I can't believe the cop was so cool about the whole thing, I mean, I had man mayo all over my jeans.
Nah, lets use your guy, my drug dealer is going all pineapple express on me
you insisted on breathalizing me with a inhaler.
i'm at the st pattys day thing. the bar is packed. they just put on celine dion its all coming back to me now. i'm screaming the words.
it's 1 pm.
so exactly what does one wear to an abortion clinic?
The cops walked in to class and arrested 2 guys for possession.
So hungover. They actually hid easter eggs around me.
It went alright, nothing too special, just got threatened with a knife by our server.

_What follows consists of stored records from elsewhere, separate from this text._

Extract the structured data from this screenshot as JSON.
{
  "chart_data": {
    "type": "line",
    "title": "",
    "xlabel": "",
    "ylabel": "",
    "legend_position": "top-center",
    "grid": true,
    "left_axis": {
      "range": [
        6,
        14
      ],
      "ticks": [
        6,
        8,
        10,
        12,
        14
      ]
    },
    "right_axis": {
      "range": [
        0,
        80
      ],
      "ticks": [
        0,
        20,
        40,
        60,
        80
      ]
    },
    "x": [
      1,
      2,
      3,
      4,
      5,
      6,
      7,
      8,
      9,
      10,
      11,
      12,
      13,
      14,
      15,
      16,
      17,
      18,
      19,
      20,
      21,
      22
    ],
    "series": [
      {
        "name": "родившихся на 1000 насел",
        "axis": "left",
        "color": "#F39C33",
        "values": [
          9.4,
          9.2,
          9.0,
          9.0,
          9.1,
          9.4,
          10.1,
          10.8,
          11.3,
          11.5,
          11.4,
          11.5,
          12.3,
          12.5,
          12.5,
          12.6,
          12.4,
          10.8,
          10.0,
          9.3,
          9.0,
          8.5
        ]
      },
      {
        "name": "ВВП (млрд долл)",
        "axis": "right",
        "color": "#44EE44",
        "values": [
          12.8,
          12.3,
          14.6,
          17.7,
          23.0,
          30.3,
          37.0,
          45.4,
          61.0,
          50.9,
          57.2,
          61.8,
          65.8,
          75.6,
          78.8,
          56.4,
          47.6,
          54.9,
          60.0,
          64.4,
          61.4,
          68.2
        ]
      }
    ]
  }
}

She insisted on cleaning her room in the dark. 5 minutes in, she forgot what she was doing and started putting shirts on instead of hanging them up.
I'm watching porn in spanish. Thats studying right?
we just ate hash browns in a nativity scene with baby jesus
Haven't sucked a dick since mid December. In crisis mode.
My niece I'm babysitting left earlier to stay the night with her friend. I got ditched by an 8 year old.
ugh, my whole family is going ape shit over my sister's pregnancy blog. I dont get it? Anyone can get knocked up! I had rebound sex with a new york ranger last night, now that is something to fucking blog about.
I have dined. Now I want to get fucked.